Local High School Students Shadow Forecasters At NOAA Storm Prediction Center
Students from Norman and Moore Public Schools
participated in a Job Shadow program with the National Oceanic and Atmospheric
Administration’s Storm Prediction Center in Norman, Okla.
The program allows high school students
interested in meteorology to spend a day interacting with operational
forecasters and touring the facility. The students watch forecasters as they go
about their typical daily activities, including issuing severe thunderstorm and
tornado forecasts and watches throughout the contiguous United States.

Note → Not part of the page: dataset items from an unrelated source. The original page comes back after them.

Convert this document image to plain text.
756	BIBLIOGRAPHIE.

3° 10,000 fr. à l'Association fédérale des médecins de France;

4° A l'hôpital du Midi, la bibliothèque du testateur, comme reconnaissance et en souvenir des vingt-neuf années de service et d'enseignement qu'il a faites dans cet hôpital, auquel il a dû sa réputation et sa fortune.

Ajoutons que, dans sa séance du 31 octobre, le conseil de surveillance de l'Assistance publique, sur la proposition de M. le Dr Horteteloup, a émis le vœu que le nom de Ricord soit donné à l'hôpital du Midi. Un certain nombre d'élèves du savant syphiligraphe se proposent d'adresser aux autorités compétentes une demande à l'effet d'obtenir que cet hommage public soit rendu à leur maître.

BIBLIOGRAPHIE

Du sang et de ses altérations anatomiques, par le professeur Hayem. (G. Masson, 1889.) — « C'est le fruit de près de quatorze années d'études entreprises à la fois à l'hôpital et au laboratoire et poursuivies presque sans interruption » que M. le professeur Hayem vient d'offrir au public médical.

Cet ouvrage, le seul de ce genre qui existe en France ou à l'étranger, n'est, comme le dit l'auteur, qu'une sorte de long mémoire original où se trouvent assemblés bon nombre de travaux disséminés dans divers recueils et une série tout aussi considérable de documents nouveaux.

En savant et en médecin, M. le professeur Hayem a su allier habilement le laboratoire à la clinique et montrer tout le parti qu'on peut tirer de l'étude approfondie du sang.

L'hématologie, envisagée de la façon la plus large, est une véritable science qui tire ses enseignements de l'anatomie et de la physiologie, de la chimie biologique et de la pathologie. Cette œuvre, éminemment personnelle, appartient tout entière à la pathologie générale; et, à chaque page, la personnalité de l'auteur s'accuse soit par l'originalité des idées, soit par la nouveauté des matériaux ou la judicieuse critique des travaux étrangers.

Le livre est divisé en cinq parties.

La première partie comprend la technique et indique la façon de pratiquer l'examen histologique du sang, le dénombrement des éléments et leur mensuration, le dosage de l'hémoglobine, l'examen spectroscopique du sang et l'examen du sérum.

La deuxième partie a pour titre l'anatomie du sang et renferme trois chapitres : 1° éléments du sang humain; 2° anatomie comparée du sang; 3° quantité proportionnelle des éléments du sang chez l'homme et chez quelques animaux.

Two students from the Moore High Schools
shadowed forecasters Oct. 28 and 29, and two students from Norman High Schools
participated on Nov. 3 and 4.
The program began last March when Marty
Farris, a Norman North student, and Ryan Marx, a Norman High School student,
each spent a day at the SPC.
The program is coordinated by SPC forecaster
Jeff Peters, who accompanies the students through the day and provides a
comprehensive tour, along with a detailed slide show explaining the SPC
operations, the organizational structure, and instruments used to obtain
meteorological data for their suite of forecast products. In addition, each
student will attend a daily map discussion facilitated by both SPC forecasters
and National Severe Storms Laboratory researchers.
The NOAA Storm Prediction Center issues
forecasts and watches for severe thunderstorms and tornadoes over the
contiguous United States. The SPC also monitors heavy rain, heavy snow and fire
weather events across the U.S. and issues specific national products for those
hazards. SPC meteorologists are on duty 24 hours a day, seven days a week. Part
of the National Weather Service’s National Centers for Environmental
Prediction, the SPC was established in Washington, D.C. in 1952, moved to
Kansas City in 1954 and then Norman in 1997.
The SPC’s program is part of the national Job
Shadowing 2004, a joint initiative of a coalition that includes America’s
Promise, Junior Achievement and the U.S. Department of Labor. Job Shadowing
2004 is supported through national co-sponsors Monster and News Corporation.